Languages, An Introduction

Introduction

You may think of a language as English or French, or perhaps perl or java, but there is a formal definition that is much more general. It encompasses these languages, and other, abstract languages such as the prime numbers, or the valid proofs of the 4 color theorem.

Start with a finite set, which is called the alphabet. Consider all finite ordered strings, i.e. finite tuples, drawn from this alphabet. A language is any well defined subset of these strings. Each finite string in the language is called a word.

If the alphabet contains the 26 English letters, a language might be the set of words with no vowels.

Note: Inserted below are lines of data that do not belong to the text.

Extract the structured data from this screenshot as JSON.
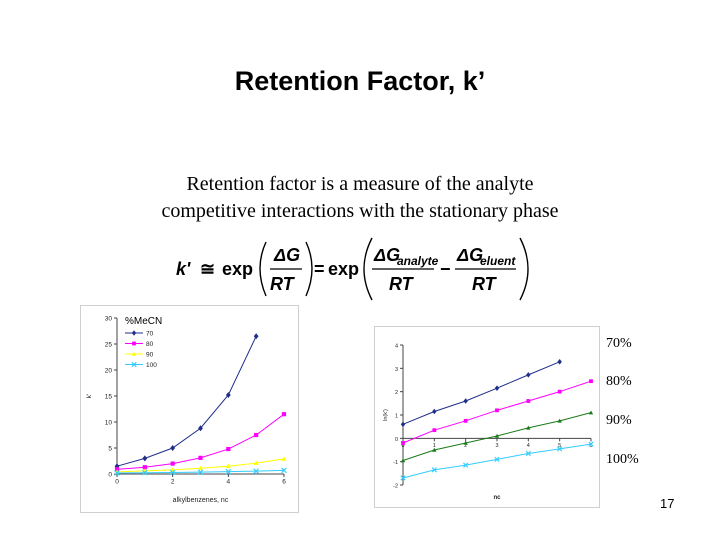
{
  "slide": {
    "title": "Retention Factor, k’",
    "subtitle_line1": "Retention factor is a measure of the analyte",
    "subtitle_line2": "competitive interactions with the stationary phase",
    "page_number": "17"
  },
  "formula": {
    "lhs": "k'",
    "approx": "≅",
    "exp": "exp",
    "equals": "=",
    "delta_g": "ΔG",
    "rt": "RT",
    "sub_analyte": "analyte",
    "sub_eluent": "eluent",
    "minus": "−"
  },
  "side_labels": [
    "70%",
    "80%",
    "90%",
    "100%"
  ],
  "colors": {
    "s70": "#1f2f8a",
    "s80": "#ff00ff",
    "s90": "#ffff00",
    "s100": "#33ccff",
    "green": "#1a7a1a",
    "axis": "#444444"
  },
  "chart_data": [
    {
      "type": "line",
      "title": "",
      "annotation": "%MeCN",
      "xlabel": "alkylbenzenes, nc",
      "ylabel": "k'",
      "xlim": [
        0,
        6
      ],
      "ylim": [
        0,
        30
      ],
      "xticks": [
        0,
        2,
        4,
        6
      ],
      "yticks": [
        0,
        5,
        10,
        15,
        20,
        25,
        30
      ],
      "x": [
        0,
        1,
        2,
        3,
        4,
        5,
        6
      ],
      "legend": "top-left",
      "series": [
        {
          "name": "70",
          "marker": "diamond",
          "color": "#1f2f8a",
          "x": [
            0,
            1,
            2,
            3,
            4,
            5
          ],
          "values": [
            1.5,
            3.0,
            5.0,
            8.8,
            15.2,
            26.5
          ]
        },
        {
          "name": "80",
          "marker": "square",
          "color": "#ff00ff",
          "x": [
            0,
            1,
            2,
            3,
            4,
            5,
            6
          ],
          "values": [
            0.9,
            1.3,
            2.0,
            3.1,
            4.8,
            7.5,
            11.5
          ]
        },
        {
          "name": "90",
          "marker": "triangle",
          "color": "#ffff00",
          "x": [
            0,
            1,
            2,
            3,
            4,
            5,
            6
          ],
          "values": [
            0.4,
            0.6,
            0.8,
            1.1,
            1.5,
            2.1,
            2.9
          ]
        },
        {
          "name": "100",
          "marker": "x",
          "color": "#33ccff",
          "x": [
            0,
            1,
            2,
            3,
            4,
            5,
            6
          ],
          "values": [
            0.2,
            0.25,
            0.3,
            0.35,
            0.45,
            0.55,
            0.7
          ]
        }
      ]
    },
    {
      "type": "line",
      "title": "",
      "xlabel": "nc",
      "ylabel": "ln(k')",
      "xlim": [
        0,
        6
      ],
      "ylim": [
        -2,
        4
      ],
      "xticks": [
        0,
        1,
        2,
        3,
        4,
        5,
        6
      ],
      "yticks": [
        -2,
        -1,
        0,
        1,
        2,
        3,
        4
      ],
      "x": [
        0,
        1,
        2,
        3,
        4,
        5,
        6
      ],
      "series": [
        {
          "name": "70%",
          "marker": "diamond",
          "color": "#1f2f8a",
          "x": [
            0,
            1,
            2,
            3,
            4,
            5
          ],
          "values": [
            0.6,
            1.15,
            1.6,
            2.15,
            2.72,
            3.28
          ]
        },
        {
          "name": "80%",
          "marker": "square",
          "color": "#ff00ff",
          "x": [
            0,
            1,
            2,
            3,
            4,
            5,
            6
          ],
          "values": [
            -0.2,
            0.35,
            0.75,
            1.2,
            1.6,
            2.0,
            2.45
          ]
        },
        {
          "name": "90%",
          "marker": "triangle",
          "color": "#1a7a1a",
          "x": [
            0,
            1,
            2,
            3,
            4,
            5,
            6
          ],
          "values": [
            -0.95,
            -0.5,
            -0.2,
            0.1,
            0.45,
            0.75,
            1.1
          ]
        },
        {
          "name": "100%",
          "marker": "x",
          "color": "#33ccff",
          "x": [
            0,
            1,
            2,
            3,
            4,
            5,
            6
          ],
          "values": [
            -1.7,
            -1.35,
            -1.15,
            -0.9,
            -0.65,
            -0.45,
            -0.25
          ]
        }
      ]
    }
  ]
}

There is a formula, in logic, that says: "word in language iff there is no letter in word such that letter = A E I O or U." This formula reduces the list of all possible strings down to a subset, the strings with no vowels, which becomes a well defined language.

Here's another example. Let the alphabet contain 0 and 1, and describe the language of prime numbers. "Include(word) iff there are no strings p and q such that p×q = word, except where p or q is 1." Well it is not at all clear that p×q can be written as an expression in logic, in the context of set theory, but let me put that question aside for the moment.

We will see that languages fall into various classes, according to their complexity. Some languages can be parsed, i.e. interpreted, by a very simple state machine. Others require the human brain, or something comparable.

Languages also have many representations: machines that recognize them, expressions that describe them, and grammars that generate them.